I.– Para que seja admissível a realização de uma partilha adicional impõe-se a prévia homologação de partilha por decisão judicial transitada em julgado, a omissão de bens e a manutenção da razão justificativa da instauração do inventário;

jurisprudencia

II.– A partilha não é nula por não abranger alguns bens apenas se impondo, neste caso, a partilha adicional dos bens omitidos;

III.– Não tem sentido que, num ponto do recurso, se queira enquadrar a inclusão de um seguro num contexto de reclamação dirigida à relação de bens nos termos do estabelecido no n.º 6 do art. 1348.º do Código de Processo Civil e, noutro, se configure o pretendido como vontade de obtenção de partilha adicional;

IV.– Quanto à apontada reclamação, o referido preceito refere que a reclamação pode ser apresentada posteriormente, mas não a todo o tempo.
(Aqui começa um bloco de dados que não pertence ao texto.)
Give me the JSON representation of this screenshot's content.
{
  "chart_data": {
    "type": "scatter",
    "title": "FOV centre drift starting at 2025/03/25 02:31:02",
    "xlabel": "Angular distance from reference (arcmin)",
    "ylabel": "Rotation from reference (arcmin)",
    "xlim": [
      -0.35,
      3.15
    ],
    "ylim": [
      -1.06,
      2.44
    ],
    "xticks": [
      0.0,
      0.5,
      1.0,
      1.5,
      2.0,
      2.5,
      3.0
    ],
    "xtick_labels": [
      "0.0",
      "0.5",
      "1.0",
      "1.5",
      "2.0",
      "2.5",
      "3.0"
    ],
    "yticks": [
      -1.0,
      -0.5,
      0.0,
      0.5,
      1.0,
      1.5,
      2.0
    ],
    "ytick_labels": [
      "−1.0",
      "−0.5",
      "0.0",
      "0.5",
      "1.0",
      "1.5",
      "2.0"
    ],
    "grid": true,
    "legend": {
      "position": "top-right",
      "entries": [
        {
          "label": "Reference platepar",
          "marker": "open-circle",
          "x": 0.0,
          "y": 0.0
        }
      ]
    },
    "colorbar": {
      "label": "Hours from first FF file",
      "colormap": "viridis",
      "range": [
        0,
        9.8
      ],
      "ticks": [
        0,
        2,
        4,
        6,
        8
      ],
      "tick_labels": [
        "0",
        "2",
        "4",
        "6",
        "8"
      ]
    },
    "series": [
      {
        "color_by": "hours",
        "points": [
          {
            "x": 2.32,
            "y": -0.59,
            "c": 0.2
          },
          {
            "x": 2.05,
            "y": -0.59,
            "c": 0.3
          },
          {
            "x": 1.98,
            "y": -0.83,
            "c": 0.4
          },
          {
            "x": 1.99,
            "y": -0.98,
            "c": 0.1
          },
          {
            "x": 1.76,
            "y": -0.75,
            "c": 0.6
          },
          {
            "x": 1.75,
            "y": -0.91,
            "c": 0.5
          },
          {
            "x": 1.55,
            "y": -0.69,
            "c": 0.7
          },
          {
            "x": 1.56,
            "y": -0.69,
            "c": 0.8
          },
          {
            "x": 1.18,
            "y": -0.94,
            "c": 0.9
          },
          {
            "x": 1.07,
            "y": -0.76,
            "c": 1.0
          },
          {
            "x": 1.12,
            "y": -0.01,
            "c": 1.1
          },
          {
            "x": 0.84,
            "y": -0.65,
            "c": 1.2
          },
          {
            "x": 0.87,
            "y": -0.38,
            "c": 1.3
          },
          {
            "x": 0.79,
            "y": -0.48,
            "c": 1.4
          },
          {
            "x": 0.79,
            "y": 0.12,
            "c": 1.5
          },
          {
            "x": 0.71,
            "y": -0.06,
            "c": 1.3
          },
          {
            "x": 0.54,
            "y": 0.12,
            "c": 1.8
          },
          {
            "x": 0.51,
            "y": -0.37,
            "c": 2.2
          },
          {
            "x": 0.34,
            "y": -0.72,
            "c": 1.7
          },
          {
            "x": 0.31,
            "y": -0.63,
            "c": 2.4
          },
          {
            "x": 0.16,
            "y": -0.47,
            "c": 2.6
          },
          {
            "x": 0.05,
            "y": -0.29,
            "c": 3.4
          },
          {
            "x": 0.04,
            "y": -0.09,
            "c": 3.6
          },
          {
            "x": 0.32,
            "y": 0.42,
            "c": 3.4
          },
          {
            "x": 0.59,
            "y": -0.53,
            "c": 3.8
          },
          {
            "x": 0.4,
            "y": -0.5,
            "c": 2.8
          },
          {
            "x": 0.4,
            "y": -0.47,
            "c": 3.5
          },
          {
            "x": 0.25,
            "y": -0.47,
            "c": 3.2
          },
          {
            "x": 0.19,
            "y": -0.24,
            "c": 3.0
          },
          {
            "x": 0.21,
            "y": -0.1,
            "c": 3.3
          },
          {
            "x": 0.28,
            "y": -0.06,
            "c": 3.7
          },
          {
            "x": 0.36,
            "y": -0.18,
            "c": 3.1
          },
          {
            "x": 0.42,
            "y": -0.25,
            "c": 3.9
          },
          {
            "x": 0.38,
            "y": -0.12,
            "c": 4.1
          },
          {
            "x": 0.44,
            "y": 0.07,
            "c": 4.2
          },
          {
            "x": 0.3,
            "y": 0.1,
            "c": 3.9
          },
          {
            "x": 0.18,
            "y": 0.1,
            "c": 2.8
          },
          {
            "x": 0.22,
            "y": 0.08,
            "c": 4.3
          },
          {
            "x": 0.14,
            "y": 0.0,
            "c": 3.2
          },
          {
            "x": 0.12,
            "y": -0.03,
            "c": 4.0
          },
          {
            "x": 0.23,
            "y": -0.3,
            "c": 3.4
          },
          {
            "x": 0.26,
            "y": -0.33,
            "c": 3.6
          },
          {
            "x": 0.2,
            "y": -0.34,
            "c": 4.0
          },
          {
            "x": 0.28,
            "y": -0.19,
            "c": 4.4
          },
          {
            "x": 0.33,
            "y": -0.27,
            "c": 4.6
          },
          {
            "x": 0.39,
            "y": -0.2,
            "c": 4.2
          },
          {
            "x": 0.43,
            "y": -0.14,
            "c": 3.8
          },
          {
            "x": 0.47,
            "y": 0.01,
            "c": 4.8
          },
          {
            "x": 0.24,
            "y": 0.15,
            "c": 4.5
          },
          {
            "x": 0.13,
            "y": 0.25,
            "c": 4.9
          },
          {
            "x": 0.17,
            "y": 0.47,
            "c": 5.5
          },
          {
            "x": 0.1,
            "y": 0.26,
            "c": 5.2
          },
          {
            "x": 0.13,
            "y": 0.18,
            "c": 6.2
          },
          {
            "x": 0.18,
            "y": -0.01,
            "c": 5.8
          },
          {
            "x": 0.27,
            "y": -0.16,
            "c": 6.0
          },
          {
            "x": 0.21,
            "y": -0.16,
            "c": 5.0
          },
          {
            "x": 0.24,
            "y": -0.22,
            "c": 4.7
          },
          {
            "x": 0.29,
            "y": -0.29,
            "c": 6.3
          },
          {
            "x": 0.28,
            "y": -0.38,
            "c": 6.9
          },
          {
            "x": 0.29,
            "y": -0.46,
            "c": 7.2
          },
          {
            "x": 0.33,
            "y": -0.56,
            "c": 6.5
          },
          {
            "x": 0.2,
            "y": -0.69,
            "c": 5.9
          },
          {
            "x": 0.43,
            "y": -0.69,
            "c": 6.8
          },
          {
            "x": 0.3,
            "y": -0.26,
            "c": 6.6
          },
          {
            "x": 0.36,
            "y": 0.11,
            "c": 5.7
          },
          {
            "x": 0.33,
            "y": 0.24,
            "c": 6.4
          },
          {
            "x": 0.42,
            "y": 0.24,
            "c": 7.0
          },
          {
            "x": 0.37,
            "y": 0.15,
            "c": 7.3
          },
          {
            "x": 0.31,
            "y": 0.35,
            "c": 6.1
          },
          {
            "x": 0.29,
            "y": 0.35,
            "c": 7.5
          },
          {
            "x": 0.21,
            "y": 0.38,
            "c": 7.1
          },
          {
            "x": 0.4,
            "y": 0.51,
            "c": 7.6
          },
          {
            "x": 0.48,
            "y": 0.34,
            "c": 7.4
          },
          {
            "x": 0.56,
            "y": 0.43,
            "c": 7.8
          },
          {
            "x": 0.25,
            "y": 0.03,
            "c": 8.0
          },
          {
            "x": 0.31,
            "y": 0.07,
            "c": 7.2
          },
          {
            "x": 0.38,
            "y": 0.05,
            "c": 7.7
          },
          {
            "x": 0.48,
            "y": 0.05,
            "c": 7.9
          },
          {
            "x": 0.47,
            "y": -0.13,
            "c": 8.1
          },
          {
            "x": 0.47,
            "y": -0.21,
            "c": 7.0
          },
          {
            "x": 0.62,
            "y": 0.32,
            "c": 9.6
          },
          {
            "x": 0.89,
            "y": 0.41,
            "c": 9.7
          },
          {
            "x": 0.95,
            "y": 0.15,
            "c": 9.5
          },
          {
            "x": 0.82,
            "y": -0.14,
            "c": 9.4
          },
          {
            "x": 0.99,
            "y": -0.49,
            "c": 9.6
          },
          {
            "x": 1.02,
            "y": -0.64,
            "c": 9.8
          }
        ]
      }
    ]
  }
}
Tal significa que não pode esta faculdade, aberta com vista a cobrir situações de impossibilidade de apresentação tempestiva, determinar a invasão de fase processuais situadas a jusante e que pressuponham o encerramento e conclusão das finalidades de fases anteriores. Por assim ser é que, já na fase seguinte – a da conferência de interessados – o art. 1352.º daquele Código, ao fazer referência ao «Saneamento do processo e marcação da conferência de interessados» diz expressamente que essa marcação só ocorre quando estiverem «Resolvidas as questões suscitadas susceptíveis de influir na partilha e determinados os bens a partilhar».